Bratley Family Brass Band

by Ted Taylor (ed. Gavin Holman)

Cast our minds back to the days before television when people would look towards providing their own forms of entertainment. None can be more interesting than the formation of the Bratley Brass Band.

When Bruce Bratley was a small boy the Bratley family was living at Great Coates, near Grimsby, having moved there from Scartho, as the Second World War started. It would appear that they lived in an area frequently visited by German bombers looking for dock-land targets and the area was surrounded by anti-aircraft batteries.

Mr Bratley senior decided the safest thing was to move away to the peace and quiet of the countryside far from industrial targets, they opted to live at the now deserted village of Dunstall, which lies a few miles West of Blyborough. Their haven of peace was put to the test. A string of very large bombs stretching from Dunstall to Southorpe, jettisoned by a German aircraft failed to explode, but caused considerable disruption to daily life for several weeks whilst they were being recovered by the military. A nice target was the group of tin roofed barns at the Bratley farmstead and these invited a stick of incendiary bombs resulting in a major stack yard fire.

Eventually the family moved to Grange Farm at Willoughton. It was at Grange Farm the story of the Bratley Band begins.

In common with the current practice at that time prisoners of war were used to assist with the farming tasks, several were allocated to Grange Farm. Their accommodation was fairly basic and they needed some bedsteads making, this was carried out by Mr Ernest Hinch, a carpenter from Caistor. Bruce became friendly with Ernest who told about his playing a cornet with the Caistor Brass Band. This interested Bruce and before long he was learning, from Ernest, how to play the second hand cornet bought for £1.

From this modest start Mr Charles Bratley encouraged the rest of the family and set about forming their own brass band. The location was ideal, as there was no near neighbours to be annoyed with practice sessions and it also kept all the family occupied through the long winter evenings.

Who was ‘The Band’?

As mentioned before it was all the Bratley family – mother and father with five boys, aged from around 9 to 17. Bruce was the solo cornet player having had moved on from his £1 starter instrument and also when 14 years old travelled to Scunthorpe for some music lessons; Frank played the euphonium; David the tenor-horn, Ken the E flat bass-horn; the youngest Ronald the second cornet. Bruce also mastered the art of the accordion. Mr Charles Bratley played on the bass drum and for very good measure Mrs Bratley, an accomplished singer joined in with the occasional song. Also Earnest Hinch still helped and would sometimes join the group.

The Bratley Brass Band soon became noted for their playing skill and was constantly requested to play for local functions, an activity that continued until 1952. The Band had no desire to make money out of their performances and asked only for transport to the venues, a little supper no doubt welcome, with all the money raised going to the various organisations. They visited many of the surrounding villages helping to raise funds for the Chapels and Churches and also gave support to the British Legion to name a few of those they helped. At Christmas, the band used to have singers from the churches, chapels and the British Legion making a group of around fifty people travelling about carol singing. The band was always invited to play for Mr Clifford Nicholson at Willoughton Manor, the mince pies and coffee was enjoyed.

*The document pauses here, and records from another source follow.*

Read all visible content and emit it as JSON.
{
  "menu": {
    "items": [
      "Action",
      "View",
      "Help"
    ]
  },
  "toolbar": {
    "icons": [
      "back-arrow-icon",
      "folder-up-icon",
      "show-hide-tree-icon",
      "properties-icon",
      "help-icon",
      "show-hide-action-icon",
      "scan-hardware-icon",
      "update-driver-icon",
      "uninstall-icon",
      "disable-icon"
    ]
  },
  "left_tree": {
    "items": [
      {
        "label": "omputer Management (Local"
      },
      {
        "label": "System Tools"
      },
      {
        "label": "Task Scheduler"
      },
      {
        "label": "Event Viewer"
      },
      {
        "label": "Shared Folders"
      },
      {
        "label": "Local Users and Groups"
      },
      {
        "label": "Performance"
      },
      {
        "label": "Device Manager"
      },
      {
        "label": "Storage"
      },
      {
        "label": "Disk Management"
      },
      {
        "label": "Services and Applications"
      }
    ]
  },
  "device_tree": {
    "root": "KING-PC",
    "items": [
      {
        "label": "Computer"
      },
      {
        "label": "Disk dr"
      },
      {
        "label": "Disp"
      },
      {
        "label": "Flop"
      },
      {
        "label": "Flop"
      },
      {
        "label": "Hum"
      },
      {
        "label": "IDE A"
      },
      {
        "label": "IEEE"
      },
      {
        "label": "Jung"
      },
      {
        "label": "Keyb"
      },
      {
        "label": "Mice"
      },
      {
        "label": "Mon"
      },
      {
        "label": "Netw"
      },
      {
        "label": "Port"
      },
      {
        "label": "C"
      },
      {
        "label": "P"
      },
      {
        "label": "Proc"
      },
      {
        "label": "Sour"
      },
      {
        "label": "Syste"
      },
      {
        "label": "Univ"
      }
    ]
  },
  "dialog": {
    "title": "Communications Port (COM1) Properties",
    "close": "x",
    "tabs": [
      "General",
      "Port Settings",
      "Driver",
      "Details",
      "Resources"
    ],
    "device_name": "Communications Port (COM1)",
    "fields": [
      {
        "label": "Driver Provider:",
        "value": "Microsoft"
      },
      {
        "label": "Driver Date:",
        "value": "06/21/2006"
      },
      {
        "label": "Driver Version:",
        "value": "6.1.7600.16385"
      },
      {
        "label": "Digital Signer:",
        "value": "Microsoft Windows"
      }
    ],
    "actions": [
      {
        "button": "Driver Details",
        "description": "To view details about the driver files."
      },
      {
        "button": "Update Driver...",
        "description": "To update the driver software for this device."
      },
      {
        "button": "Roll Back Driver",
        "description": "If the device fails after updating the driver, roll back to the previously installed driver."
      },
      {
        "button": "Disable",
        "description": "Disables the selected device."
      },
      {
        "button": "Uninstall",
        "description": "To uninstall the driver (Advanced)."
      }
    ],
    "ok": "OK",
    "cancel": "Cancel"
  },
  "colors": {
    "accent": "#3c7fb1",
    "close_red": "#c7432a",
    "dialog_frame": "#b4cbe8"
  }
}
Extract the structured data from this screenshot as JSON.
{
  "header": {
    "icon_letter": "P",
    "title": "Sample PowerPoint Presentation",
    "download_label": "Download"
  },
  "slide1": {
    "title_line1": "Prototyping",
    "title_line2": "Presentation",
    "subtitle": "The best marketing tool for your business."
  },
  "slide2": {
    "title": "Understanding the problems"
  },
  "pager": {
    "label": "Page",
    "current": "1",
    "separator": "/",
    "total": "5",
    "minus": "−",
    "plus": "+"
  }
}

After the band had been together for around five years, they joined The Britannia Brass Band, which was at that time had the use of the canteen at Marshalls of Gainsborough. In addition, every employee, there were around 1000, at the works contributed 1d (old money) towards the cost of the band, also each band member paid a small weekly subscription. Joining this professional band certainly helped the Bratley Boys to improve their musical skills. Their first competition success with The Britannia Brass Band was when it gained second place in a competition at Leicester.

About this time the reputation of the Bratley Brass Band had spread as far as the BBC Home Service no less! On a Wednesday in July 1951 presenter Eric Jolly invited the listeners to ‘Meet The Bratleys’ in a fifteen minute programme recorded at the family home, Grange Farm, featuring a band rehearsal. A notable success with Britannia Brass Band was achieved when they became the Lincolnshire Champions in a competition held at Cleethorpes beating off the challenge from the last year winners Grimsby by four points and also Brigg Town Silver Band who had been runners up for the previous two years.

Their association with Britannia Band continued throughout its change of fortunes following the changes of ownership of the Marshalls works, sponsorship was taken on by the Spiller Group but the loss of a suitable rehearsal hall and other factors eventually caused it to disband.